I turned my back on the two women. “I love you bunches. You remember that, OK?”
“ ’K.” I could almost hear his eyes rolling. “Hey, Sullivan, how come you had your thing now? I thought it wasn’t supposed to happen until around Halloween.”
“It isn’t, and I don’t know why it happened now.”
“Gareth’s going to be pissed he missed it. Did you . . . you know . . . manifest the good stuff?”
My gaze moved slowly around the room. It seemed like a pretty normal bedroom, containing a large bureau, a bed, a couple of chairs and a small table with a ruffly cloth on it, and a white stone fireplace. “I don’t know. I’ll call you later when I have some information about when I’ll be landing in Madrid, all right?”
“Later, French mustachioed waiter,” he said, using his favorite childhood rhyme.
I smiled at the sound of it, missing him, wishing there was a way to magically transport myself to the small, overcrowded, noisy apartment where we lived so I could hug him and ruffle his hair, and marvel yet again that such an intelligent, wonderful child was mine.
“Thank you,” I said, handing the cell phone back to May. “My son is only nine. I knew he would be worried about what happened to me.”
“Nine.” May and Kaawa exchanged another glance. “Nine . . . years?”
“Yes, of course.” I sidled away, just in case one or both of the women turned out to be crazy after all. “This is very awkward, but I’m afraid I have no memory of either of you. Have we met?”
“Yes,” Kaawa said. She wore a pair of loose- fitting black palazzo pants and a beautiful black top embroidered in silver with all sorts of Aboriginal animal designs. Her hair was twisted into several braids, pulled back into a short ponytail. “I met you once before, in Cairo.”
“Cairo?” I prodded the solid black mass that was my memory. Nothing moved. “I don’t believe I’ve ever been in Cairo. I live in Spain, not Egypt.”
“This was some time ago,” the woman said carefully.
Perhaps she was someone I had met while travelling with Dr. Kostich. “Oh? How long ago?”
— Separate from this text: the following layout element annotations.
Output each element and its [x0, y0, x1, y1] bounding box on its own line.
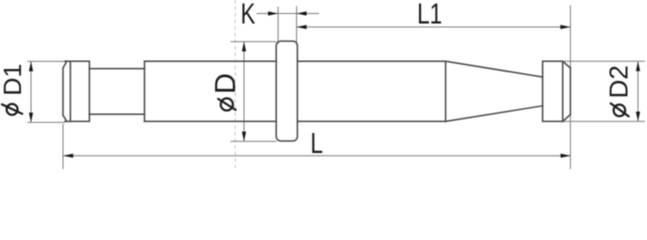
dim ext L left: [62, 124, 64, 169]
arrow K left (points right): [268, 11, 278, 15]
svg-text:D2: D2: [604, 65, 634, 98]
dim line K: [257, 13, 319, 15]
taper base line: [445, 61, 447, 121]
arrow K right (points left): [297, 11, 307, 15]
dim ext D top: [231, 41, 277, 43]
main cylinder bottom edge: [145, 120, 446, 122]
arrow D2 down: [636, 112, 640, 122]
dim ext D bottom: [231, 140, 277, 142]
svg-text:D1: D1: [0, 64, 27, 96]
dim line L1: [297, 26, 571, 28]
centerline: [234, 0, 236, 168]
dim ext D2 bottom: [563, 120, 645, 122]
right cap outline: [543, 61, 571, 121]
dim line D1: [30, 61, 32, 122]
neck bottom edge: [89, 113, 144, 115]
arrow D up: [242, 42, 246, 52]
main cylinder top edge: [145, 60, 446, 62]
arrow D1 down: [29, 113, 33, 123]
dim line L: [63, 155, 570, 157]
diameter symbol of D2: [610, 103, 629, 117]
right cap chamfer line: [562, 61, 564, 121]
step line: [144, 61, 146, 121]
diameter symbol of D1: [1, 104, 23, 115]
taper cone top: [446, 61, 543, 77]
arrow L1 right: [560, 25, 570, 29]
arrow D2 up: [636, 61, 640, 71]
arrow L1 left: [297, 25, 307, 29]
dim ext D2 top: [563, 60, 645, 62]
svg-text:L: L: [310, 128, 323, 160]
dim ext K right / L1 left: [296, 6, 298, 44]
left cap chamfer line: [69, 61, 71, 121]
left cap outline: [63, 61, 89, 121]
diameter symbol of D: [217, 98, 236, 110]
dim ext D1 top: [27, 60, 65, 62]
dim line D2: [637, 61, 639, 121]
dim ext D1 bottom: [27, 121, 65, 123]
neck top edge: [89, 68, 144, 70]
svg-text:D: D: [210, 73, 242, 94]
dim ext right L1/L: [569, 5, 571, 169]
arrow D1 up: [29, 61, 33, 71]
taper cone bottom: [446, 106, 543, 122]
arrow D down: [242, 132, 246, 142]
arrow L right: [561, 154, 571, 158]
svg-text:K: K: [241, 0, 256, 31]
collar: [276, 41, 297, 141]
dim line D: [243, 42, 245, 142]
svg-text:L1: L1: [417, 0, 442, 31]
dim ext K left: [277, 7, 279, 44]
arrow L left: [63, 154, 73, 158]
She looked at me silently for a moment, then said, “About three hundred years.”
Chapter Two
“Y solde is awake again,” May said as the door to the study was opened.
I looked up from where I had been staring down into the cup of coffee cradled in my hands. Two men entered the room, both tall and well- built, and curiously enough, both with grey eyes. The first one who entered paused at May’s chair, his hand smoothing over her short hair as he looked me over. I returned the look, noting skin the color of milky coffee, a close-cut goatee, and shoulder-length dreadlocks.
“Again?” the man asked.
“She fainted after she woke up the first time.”
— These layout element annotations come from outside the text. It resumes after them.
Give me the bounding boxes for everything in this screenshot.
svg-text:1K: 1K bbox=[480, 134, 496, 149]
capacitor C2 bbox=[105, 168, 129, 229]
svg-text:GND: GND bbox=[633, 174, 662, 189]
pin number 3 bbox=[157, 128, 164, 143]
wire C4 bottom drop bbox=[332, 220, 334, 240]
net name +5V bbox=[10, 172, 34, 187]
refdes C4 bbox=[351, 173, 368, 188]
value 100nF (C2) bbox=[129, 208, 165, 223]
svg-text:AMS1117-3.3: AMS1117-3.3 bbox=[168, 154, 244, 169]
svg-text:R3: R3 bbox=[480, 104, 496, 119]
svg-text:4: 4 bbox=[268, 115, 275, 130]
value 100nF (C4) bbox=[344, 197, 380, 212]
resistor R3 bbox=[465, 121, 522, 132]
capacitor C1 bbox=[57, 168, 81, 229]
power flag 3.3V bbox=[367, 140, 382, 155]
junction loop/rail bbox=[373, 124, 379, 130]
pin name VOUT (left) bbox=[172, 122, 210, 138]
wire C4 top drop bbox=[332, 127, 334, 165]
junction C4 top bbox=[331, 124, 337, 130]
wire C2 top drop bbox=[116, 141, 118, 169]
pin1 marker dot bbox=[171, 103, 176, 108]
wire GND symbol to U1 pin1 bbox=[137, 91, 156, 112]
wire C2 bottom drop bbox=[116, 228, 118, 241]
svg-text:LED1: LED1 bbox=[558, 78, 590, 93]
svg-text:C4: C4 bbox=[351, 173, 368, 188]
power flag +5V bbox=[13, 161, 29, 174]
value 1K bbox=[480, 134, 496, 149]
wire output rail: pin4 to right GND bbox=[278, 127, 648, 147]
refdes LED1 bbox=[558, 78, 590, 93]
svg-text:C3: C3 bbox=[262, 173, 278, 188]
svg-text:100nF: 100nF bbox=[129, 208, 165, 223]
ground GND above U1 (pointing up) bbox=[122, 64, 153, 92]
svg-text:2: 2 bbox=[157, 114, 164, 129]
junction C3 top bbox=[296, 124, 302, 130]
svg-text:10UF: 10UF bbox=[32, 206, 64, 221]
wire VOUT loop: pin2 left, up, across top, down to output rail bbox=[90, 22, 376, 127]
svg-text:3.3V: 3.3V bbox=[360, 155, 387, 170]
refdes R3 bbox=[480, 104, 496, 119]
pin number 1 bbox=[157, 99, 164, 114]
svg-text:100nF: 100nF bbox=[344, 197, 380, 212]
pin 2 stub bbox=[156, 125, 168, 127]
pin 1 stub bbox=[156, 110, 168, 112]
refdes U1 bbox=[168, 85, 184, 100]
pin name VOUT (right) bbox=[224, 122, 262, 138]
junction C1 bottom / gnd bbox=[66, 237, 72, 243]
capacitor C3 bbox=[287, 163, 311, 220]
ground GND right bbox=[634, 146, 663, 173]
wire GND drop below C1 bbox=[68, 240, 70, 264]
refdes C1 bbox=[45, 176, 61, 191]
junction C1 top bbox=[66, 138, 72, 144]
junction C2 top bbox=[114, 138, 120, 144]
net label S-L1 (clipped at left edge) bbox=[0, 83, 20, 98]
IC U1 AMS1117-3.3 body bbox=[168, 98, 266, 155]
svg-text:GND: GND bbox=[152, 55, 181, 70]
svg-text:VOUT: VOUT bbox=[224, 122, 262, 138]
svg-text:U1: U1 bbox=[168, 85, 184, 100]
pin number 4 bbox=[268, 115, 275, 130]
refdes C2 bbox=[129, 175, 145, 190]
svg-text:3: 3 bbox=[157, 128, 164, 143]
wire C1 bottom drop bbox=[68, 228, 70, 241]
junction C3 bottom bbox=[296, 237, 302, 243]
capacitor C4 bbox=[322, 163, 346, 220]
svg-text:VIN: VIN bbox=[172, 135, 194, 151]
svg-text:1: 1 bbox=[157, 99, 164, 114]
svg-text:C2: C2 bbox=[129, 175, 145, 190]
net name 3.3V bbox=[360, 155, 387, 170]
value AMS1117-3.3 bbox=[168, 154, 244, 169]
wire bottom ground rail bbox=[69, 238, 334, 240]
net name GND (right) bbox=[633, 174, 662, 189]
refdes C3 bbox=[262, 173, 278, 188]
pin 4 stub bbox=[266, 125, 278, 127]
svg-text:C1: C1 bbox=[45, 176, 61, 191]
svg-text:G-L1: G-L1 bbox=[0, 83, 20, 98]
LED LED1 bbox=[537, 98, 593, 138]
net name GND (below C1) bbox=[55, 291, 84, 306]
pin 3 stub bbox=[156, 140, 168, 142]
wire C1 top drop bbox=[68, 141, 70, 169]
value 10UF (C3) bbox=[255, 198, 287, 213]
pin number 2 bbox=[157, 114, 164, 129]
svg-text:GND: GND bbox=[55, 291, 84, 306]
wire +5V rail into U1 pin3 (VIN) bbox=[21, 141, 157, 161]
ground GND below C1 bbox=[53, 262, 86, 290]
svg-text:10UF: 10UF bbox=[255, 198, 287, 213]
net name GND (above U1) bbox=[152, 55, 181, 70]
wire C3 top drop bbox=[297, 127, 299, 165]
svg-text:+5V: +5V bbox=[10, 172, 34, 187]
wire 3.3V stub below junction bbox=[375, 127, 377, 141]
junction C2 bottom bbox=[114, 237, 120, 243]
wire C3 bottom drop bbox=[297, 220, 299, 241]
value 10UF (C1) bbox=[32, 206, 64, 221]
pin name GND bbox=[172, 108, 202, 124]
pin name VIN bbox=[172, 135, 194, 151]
I eyed him. After the last hour, I’d given up the idea that May and Kaawa were potentially dangerous—they let me have a shower, had promised to feed me, and had given me coffee, and crazy people seldom did any of that.
“Ah. No ill effects from it, I hope?” he asked.
“Not unless you call fifty-two elephants tap-dancing in combat boots while bouncing anvils on my brain an ill effect,” I said, gazing longingly at the bottle of ibuprofen.
“No more,” May said, moving it out of my reach.